Key findings of the survey:

6.6% of men, 3.4% of women and 5.1% of all adults currently smoke tobacco.
41.9% of men, 3.6% of women and 23.5% of all adults currently use smokeless tobacco.
43.4% of men, 6.9% of women and 25.9% of all adults either smoke tobacco and/or use smokeless tobacco.
Khaini and bidi are the two most commonly used tobacco products, 20.4% of adults use khaini and 4.2% of adults smoke bidi.

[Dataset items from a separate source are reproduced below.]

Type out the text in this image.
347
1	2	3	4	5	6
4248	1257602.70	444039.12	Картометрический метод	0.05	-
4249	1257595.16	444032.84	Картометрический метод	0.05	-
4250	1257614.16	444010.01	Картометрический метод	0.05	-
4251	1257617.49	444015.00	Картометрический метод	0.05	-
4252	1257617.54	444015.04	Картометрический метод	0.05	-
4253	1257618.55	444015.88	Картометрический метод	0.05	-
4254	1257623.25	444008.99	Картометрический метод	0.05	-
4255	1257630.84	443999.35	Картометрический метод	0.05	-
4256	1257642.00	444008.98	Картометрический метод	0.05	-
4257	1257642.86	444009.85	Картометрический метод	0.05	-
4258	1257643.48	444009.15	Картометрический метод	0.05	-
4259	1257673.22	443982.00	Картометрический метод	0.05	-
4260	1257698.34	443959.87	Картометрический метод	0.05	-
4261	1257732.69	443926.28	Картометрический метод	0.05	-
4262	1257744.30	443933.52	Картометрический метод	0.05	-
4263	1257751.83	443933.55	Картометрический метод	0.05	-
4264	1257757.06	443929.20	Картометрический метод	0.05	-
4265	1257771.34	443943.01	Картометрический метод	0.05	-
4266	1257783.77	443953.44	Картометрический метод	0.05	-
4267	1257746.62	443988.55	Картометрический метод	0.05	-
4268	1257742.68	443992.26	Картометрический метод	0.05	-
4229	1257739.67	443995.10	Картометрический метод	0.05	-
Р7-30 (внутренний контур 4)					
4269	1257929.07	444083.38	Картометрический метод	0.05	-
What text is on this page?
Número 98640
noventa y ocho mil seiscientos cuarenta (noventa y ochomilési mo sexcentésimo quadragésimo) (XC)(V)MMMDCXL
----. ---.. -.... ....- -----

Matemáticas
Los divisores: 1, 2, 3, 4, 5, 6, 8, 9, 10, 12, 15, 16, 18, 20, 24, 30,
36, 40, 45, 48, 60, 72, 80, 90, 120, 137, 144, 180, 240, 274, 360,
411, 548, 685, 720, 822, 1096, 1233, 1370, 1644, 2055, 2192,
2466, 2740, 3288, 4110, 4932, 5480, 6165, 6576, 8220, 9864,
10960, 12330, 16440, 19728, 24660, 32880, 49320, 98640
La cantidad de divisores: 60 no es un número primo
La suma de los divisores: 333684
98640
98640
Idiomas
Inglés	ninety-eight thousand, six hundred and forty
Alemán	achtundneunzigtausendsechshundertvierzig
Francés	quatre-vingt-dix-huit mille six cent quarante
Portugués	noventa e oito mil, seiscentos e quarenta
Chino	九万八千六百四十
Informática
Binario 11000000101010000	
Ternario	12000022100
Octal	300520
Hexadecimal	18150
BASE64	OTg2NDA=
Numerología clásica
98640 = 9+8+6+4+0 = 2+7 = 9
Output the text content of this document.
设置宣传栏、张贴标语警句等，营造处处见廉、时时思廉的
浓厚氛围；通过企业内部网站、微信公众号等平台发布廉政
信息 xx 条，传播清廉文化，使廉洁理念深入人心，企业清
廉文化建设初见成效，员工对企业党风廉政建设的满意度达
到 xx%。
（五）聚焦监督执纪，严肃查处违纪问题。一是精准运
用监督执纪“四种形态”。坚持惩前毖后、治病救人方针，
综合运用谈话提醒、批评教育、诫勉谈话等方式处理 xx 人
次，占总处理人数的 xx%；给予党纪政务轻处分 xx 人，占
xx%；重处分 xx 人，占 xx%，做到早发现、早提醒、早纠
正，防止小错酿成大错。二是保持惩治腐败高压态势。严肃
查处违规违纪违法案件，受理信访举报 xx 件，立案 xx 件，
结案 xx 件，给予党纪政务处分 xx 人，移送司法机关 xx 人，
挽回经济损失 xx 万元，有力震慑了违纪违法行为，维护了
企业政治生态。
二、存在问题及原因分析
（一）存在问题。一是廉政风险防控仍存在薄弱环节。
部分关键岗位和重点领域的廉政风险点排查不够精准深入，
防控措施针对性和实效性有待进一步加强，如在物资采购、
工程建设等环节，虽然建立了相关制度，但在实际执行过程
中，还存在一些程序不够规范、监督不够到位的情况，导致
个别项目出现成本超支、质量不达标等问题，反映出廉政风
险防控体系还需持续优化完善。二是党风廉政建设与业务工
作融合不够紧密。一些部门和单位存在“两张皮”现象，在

The mean age at initiation of tobacco use has increased marginally from 18.8 years in GATS 1 to 18.9 years in GATS2.
45.1 % of smokers were advised by a healthcare provider to quit smoking and 37.0% of smokeless tobacco users were advised by a healthcare provider to quit smokeless tobacco use.
16.8% of all adults who worked indoors were exposed to second-hand smoke at their workplace.
22.5% of all adults were exposed to second-hand smoke at any public place.
48.5% of cigarette smokers and 51.3% of bidi smokers thought of quitting smoking because of the warning label. Whereas, 49.6% of smokeless tobacco users thought of quitting smokeless tobacco users thought of quitting smokeless tobacco because of the warning label.